New release brings 4-bit MoE inference to Qualcomm GPUs for faster edge AI.

Deep Dive

The open-source llama.cpp project has released version b9006, featuring a critical optimization for Qualcomm Adreno GPUs. The update introduces a specialized OpenCL CLC kernel for Mixture-of-Experts (MoE) models with MxFP4 (mixed-precision FP4). This allows MoE inference to run on Adreno hardware with improved efficiency, including a router reorder step that happens directly on the GPU. The commit also includes various code cleanups, removal of unnecessary headers and asserts, and a precision fix. The work is credited to collaboration with Li He from Qualcomm.

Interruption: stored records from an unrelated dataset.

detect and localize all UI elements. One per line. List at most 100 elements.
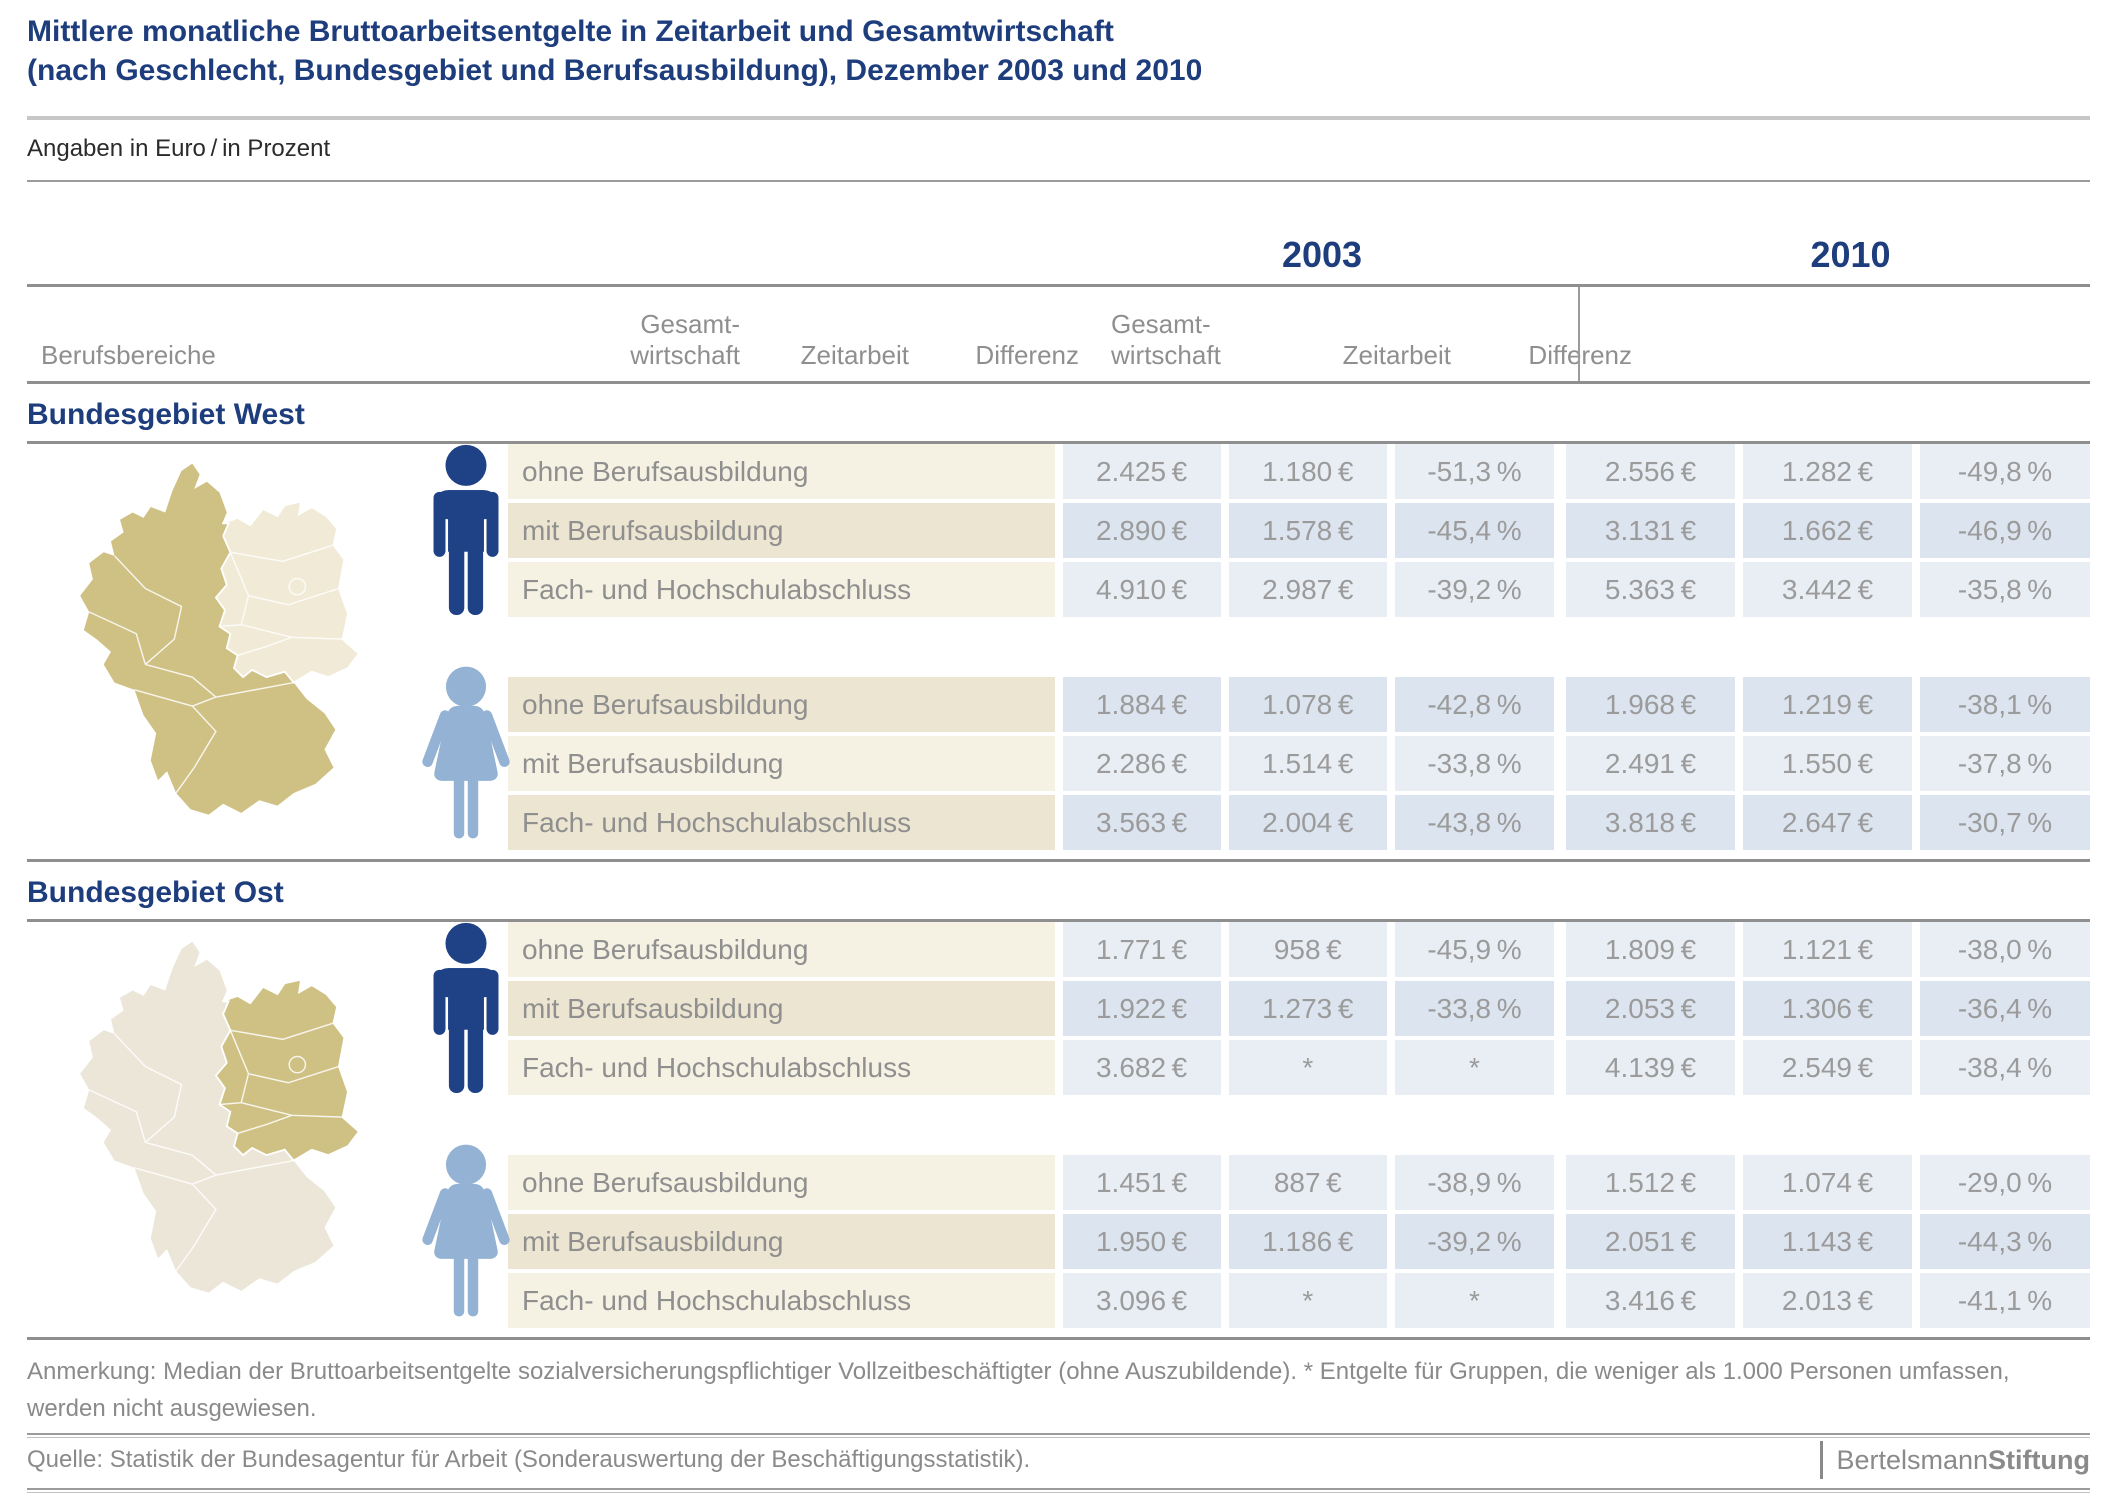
- divider: [27, 919, 2090, 922]
- value-zeitarbeit-2003: 1.186 €: [1228, 1214, 1387, 1269]
- value-differenz-2003: -33,8 %: [1394, 981, 1555, 1036]
- value-zeitarbeit-2010: 1.550 €: [1743, 736, 1913, 791]
- germany-map-west-highlighted-icon: [29, 460, 401, 840]
- logo-text-bold: Stiftung: [1988, 1444, 2090, 1475]
- value-gesamtwirtschaft-2010: 3.416 €: [1566, 1273, 1736, 1328]
- value-zeitarbeit-2003: 958 €: [1228, 922, 1387, 977]
- value-zeitarbeit-2010: 2.549 €: [1743, 1040, 1913, 1095]
- table-row: mit Berufsausbildung 1.922 € 1.273 € -33…: [508, 981, 2090, 1036]
- column-header-band: Berufsbereiche Gesamt-wirtschaft Zeitarb…: [27, 284, 2090, 384]
- value-differenz-2010: -38,4 %: [1920, 1040, 2090, 1095]
- group-west-women: ohne Berufsausbildung 1.884 € 1.078 € -4…: [508, 677, 2090, 850]
- table-row: Fach- und Hochschulabschluss 3.096 € * *…: [508, 1273, 2090, 1328]
- value-differenz-2003: -45,9 %: [1394, 922, 1555, 977]
- value-zeitarbeit-2003: 1.514 €: [1228, 736, 1387, 791]
- table-row: mit Berufsausbildung 2.890 € 1.578 € -45…: [508, 503, 2090, 558]
- value-gesamtwirtschaft-2010: 3.131 €: [1566, 503, 1736, 558]
- value-differenz-2010: -29,0 %: [1920, 1155, 2090, 1210]
- divider: [27, 116, 2090, 120]
- section-title-west: Bundesgebiet West: [27, 398, 305, 431]
- row-label: ohne Berufsausbildung: [508, 677, 1055, 732]
- row-label: Fach- und Hochschulabschluss: [508, 795, 1055, 850]
- value-gesamtwirtschaft-2010: 1.968 €: [1566, 677, 1736, 732]
- value-gesamtwirtschaft-2010: 2.051 €: [1566, 1214, 1736, 1269]
- value-gesamtwirtschaft-2010: 4.139 €: [1566, 1040, 1736, 1095]
- value-differenz-2010: -46,9 %: [1920, 503, 2090, 558]
- value-gesamtwirtschaft-2010: 2.053 €: [1566, 981, 1736, 1036]
- value-zeitarbeit-2010: 3.442 €: [1743, 562, 1913, 617]
- value-differenz-2003: -39,2 %: [1394, 562, 1555, 617]
- value-zeitarbeit-2003: *: [1228, 1040, 1387, 1095]
- table-row: ohne Berufsausbildung 1.884 € 1.078 € -4…: [508, 677, 2090, 732]
- divider: [27, 1488, 2090, 1493]
- value-gesamtwirtschaft-2003: 1.922 €: [1062, 981, 1221, 1036]
- row-label: ohne Berufsausbildung: [508, 444, 1055, 499]
- value-zeitarbeit-2010: 1.074 €: [1743, 1155, 1913, 1210]
- value-differenz-2010: -30,7 %: [1920, 795, 2090, 850]
- col-header-berufsbereiche: Berufsbereiche: [41, 340, 216, 370]
- value-zeitarbeit-2010: 1.306 €: [1743, 981, 1913, 1036]
- group-west-men: ohne Berufsausbildung 2.425 € 1.180 € -5…: [508, 444, 2090, 617]
- value-gesamtwirtschaft-2003: 3.096 €: [1062, 1273, 1221, 1328]
- page-title: Mittlere monatliche Bruttoarbeitsentgelt…: [27, 12, 2090, 90]
- value-differenz-2003: -45,4 %: [1394, 503, 1555, 558]
- value-zeitarbeit-2010: 1.219 €: [1743, 677, 1913, 732]
- value-zeitarbeit-2003: 1.578 €: [1228, 503, 1387, 558]
- value-zeitarbeit-2010: 2.013 €: [1743, 1273, 1913, 1328]
- value-zeitarbeit-2010: 2.647 €: [1743, 795, 1913, 850]
- source-text: Quelle: Statistik der Bundesagentur für …: [27, 1446, 1031, 1473]
- col-header-differenz-2003: Differenz: [975, 340, 1079, 370]
- divider: [27, 441, 2090, 444]
- table-row: Fach- und Hochschulabschluss 3.682 € * *…: [508, 1040, 2090, 1095]
- table-row: ohne Berufsausbildung 2.425 € 1.180 € -5…: [508, 444, 2090, 499]
- value-differenz-2003: -51,3 %: [1394, 444, 1555, 499]
- group-east-women: ohne Berufsausbildung 1.451 € 887 € -38,…: [508, 1155, 2090, 1328]
- value-differenz-2003: -43,8 %: [1394, 795, 1555, 850]
- row-label: Fach- und Hochschulabschluss: [508, 1040, 1055, 1095]
- row-label: Fach- und Hochschulabschluss: [508, 562, 1055, 617]
- value-differenz-2010: -37,8 %: [1920, 736, 2090, 791]
- value-zeitarbeit-2003: 2.004 €: [1228, 795, 1387, 850]
- value-gesamtwirtschaft-2010: 5.363 €: [1566, 562, 1736, 617]
- value-zeitarbeit-2003: 887 €: [1228, 1155, 1387, 1210]
- bertelsmann-stiftung-logo: Bertelsmann Stiftung: [1820, 1441, 2090, 1479]
- divider: [27, 1337, 2090, 1340]
- divider: [27, 180, 2090, 182]
- table-row: mit Berufsausbildung 1.950 € 1.186 € -39…: [508, 1214, 2090, 1269]
- divider: [27, 859, 2090, 862]
- row-label: mit Berufsausbildung: [508, 981, 1055, 1036]
- table-row: mit Berufsausbildung 2.286 € 1.514 € -33…: [508, 736, 2090, 791]
- value-gesamtwirtschaft-2003: 3.682 €: [1062, 1040, 1221, 1095]
- row-label: mit Berufsausbildung: [508, 503, 1055, 558]
- col-header-zeitarbeit-2010: Zeitarbeit: [1342, 340, 1451, 370]
- value-gesamtwirtschaft-2010: 2.491 €: [1566, 736, 1736, 791]
- value-gesamtwirtschaft-2003: 2.425 €: [1062, 444, 1221, 499]
- female-icon: [418, 655, 514, 851]
- units-subtitle: Angaben in Euro / in Prozent: [27, 135, 331, 162]
- section-title-ost: Bundesgebiet Ost: [27, 876, 284, 909]
- value-gesamtwirtschaft-2003: 1.451 €: [1062, 1155, 1221, 1210]
- year-label-2010: 2010: [1810, 234, 1891, 275]
- row-label: ohne Berufsausbildung: [508, 1155, 1055, 1210]
- value-differenz-2010: -38,1 %: [1920, 677, 2090, 732]
- value-gesamtwirtschaft-2010: 1.512 €: [1566, 1155, 1736, 1210]
- year-group-divider: [1578, 287, 1580, 381]
- year-header-band: 2003 2010: [27, 182, 2090, 284]
- row-label: Fach- und Hochschulabschluss: [508, 1273, 1055, 1328]
- section-bundesgebiet-ost: Bundesgebiet Ost ohne Berufsausbildung 1…: [27, 876, 2090, 1340]
- value-zeitarbeit-2010: 1.662 €: [1743, 503, 1913, 558]
- logo-bar: [1820, 1441, 1824, 1479]
- logo-text-regular: Bertelsmann: [1836, 1444, 1989, 1475]
- male-icon: [423, 922, 509, 1093]
- title-line-2: (nach Geschlecht, Bundesgebiet und Beruf…: [27, 54, 1203, 87]
- value-zeitarbeit-2003: 1.180 €: [1228, 444, 1387, 499]
- divider: [27, 1433, 2090, 1438]
- value-gesamtwirtschaft-2010: 1.809 €: [1566, 922, 1736, 977]
- value-gesamtwirtschaft-2003: 2.890 €: [1062, 503, 1221, 558]
- value-gesamtwirtschaft-2010: 2.556 €: [1566, 444, 1736, 499]
- value-differenz-2010: -44,3 %: [1920, 1214, 2090, 1269]
- value-gesamtwirtschaft-2010: 3.818 €: [1566, 795, 1736, 850]
- table-row: Fach- und Hochschulabschluss 4.910 € 2.9…: [508, 562, 2090, 617]
- germany-map-east-highlighted-icon: [29, 938, 401, 1318]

This release underscores the growing push to bring large language model inference to edge devices. By targeting Adreno GPUs—commonly found in Qualcomm Snapdragon mobile chips—llama.cpp enables faster and more memory-efficient execution of MoE architectures, which are typically heavier on computation. The update is part of a broader effort across multiple platforms (macOS Apple Silicon, Linux, Windows, Android, and more) to support diverse hardware backends. While no specific speed benchmarks are provided in the release notes, mixed-precision (MxFP4) techniques can significantly reduce memory bandwidth and power consumption, making sophisticated AI models viable on phones, tablets, and other portable hardware.

Key Points
  • Adreno-specific MoE MxFP4 CLC kernel added to leverage Qualcomm GPU hardware
  • Router reordering now performed on GPU for lower latency
  • Multi-platform builds cover macOS, Linux, Windows, Android, and openEuler

Why It Matters

Edge AI gets a boost: larger MoE models now run efficiently on Qualcomm-powered devices.